Today was an interesting day. I was beginning to work on a new feature for this project this morning and then got pulled away from that to look at the seeming instability of one of the greeks for one of the portfolios. It seemed quite erratic, and clearly not driven by the market data or trading activity. It was really odd, to be honest, and it looked to me to be something in the calculations as opposed to the inputs.

So I started digging.

I had a heck of a time reproducing the input data simply because the SQL-styled input to a data source seemed to work when I had strings wrapped in single-quotes, but two columns of returned data were consistently zero. I dug and dug, trying to figure this out, but in the end, it was the fact that I tried double-quotes around the strings that solved it. With double-quotes around the strings, all the columns came back properly. Very odd, to say the least.

But then I had the data, and noticed that the normalization factors were very large - so large that they might really cause problems with the summing that was being done. Also, I checked on the positions and noticed that there were offsetting positions and that, along with the large normalization factors could quite possibly lead to loss of significance due to subtraction problems.

This took me several hours to come to.

But once I had a plan, I started re-working the calculations so that I don't get into these situations. I've done a lot of this in grad school, so it's not totally foreign to me, but the problems associated with what I had to work with made this difficult all the same. I needed to first calculate the net positions and then deal with a single position value per instrument. That's got to be a big winner. After that, I did the positive sums first, and then subtracted off the negative values. This should make these sums as well conditioned as they can possibly be.
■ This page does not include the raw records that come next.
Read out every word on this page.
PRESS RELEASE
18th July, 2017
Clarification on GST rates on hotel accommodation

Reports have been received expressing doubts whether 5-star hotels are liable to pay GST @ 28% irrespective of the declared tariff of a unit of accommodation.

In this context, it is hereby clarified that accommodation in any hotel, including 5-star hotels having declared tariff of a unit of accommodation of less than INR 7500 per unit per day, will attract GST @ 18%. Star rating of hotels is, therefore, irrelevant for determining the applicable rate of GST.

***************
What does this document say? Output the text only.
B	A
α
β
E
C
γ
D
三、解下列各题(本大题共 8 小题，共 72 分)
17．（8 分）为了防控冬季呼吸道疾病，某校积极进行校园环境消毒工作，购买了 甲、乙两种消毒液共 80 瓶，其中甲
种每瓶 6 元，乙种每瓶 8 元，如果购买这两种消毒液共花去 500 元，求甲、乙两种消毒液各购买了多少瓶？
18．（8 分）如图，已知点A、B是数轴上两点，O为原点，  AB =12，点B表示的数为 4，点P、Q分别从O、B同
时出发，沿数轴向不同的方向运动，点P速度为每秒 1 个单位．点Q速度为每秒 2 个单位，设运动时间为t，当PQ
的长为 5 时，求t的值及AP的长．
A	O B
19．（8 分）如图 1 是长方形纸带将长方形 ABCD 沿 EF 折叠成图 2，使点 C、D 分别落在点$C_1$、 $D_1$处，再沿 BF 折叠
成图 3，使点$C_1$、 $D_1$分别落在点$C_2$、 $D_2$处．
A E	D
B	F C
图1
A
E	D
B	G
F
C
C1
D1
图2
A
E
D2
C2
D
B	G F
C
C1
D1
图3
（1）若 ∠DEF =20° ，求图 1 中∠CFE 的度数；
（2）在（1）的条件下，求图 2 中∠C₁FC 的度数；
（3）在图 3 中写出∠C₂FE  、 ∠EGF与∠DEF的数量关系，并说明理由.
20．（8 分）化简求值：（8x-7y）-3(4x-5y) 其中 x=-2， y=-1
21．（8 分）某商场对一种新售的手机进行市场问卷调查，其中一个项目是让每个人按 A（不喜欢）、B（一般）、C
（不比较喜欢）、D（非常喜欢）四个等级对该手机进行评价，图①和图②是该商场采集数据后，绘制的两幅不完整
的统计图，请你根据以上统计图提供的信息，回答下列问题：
I'll have to wait for tomorrow and see what the effects are on the stability of the numbers. The driving data is based out of London, and it's not ticking now, so I need to wait for the morning and then compare it to the production numbers. I should be a lot more stable, but if I'm not, then I'll keep going and get some stability. I have to, it's just too unstable and unreliable as it stands now.

Heck of a day.

[6/3] UPDATE: the stability was amazing. Really. Stunning. It was all I could hope for and then some. As the production app's numbers bounced around, the new development numbers were very stable. They moved, but they moved deliberately. That is a major improvement. Fantastic.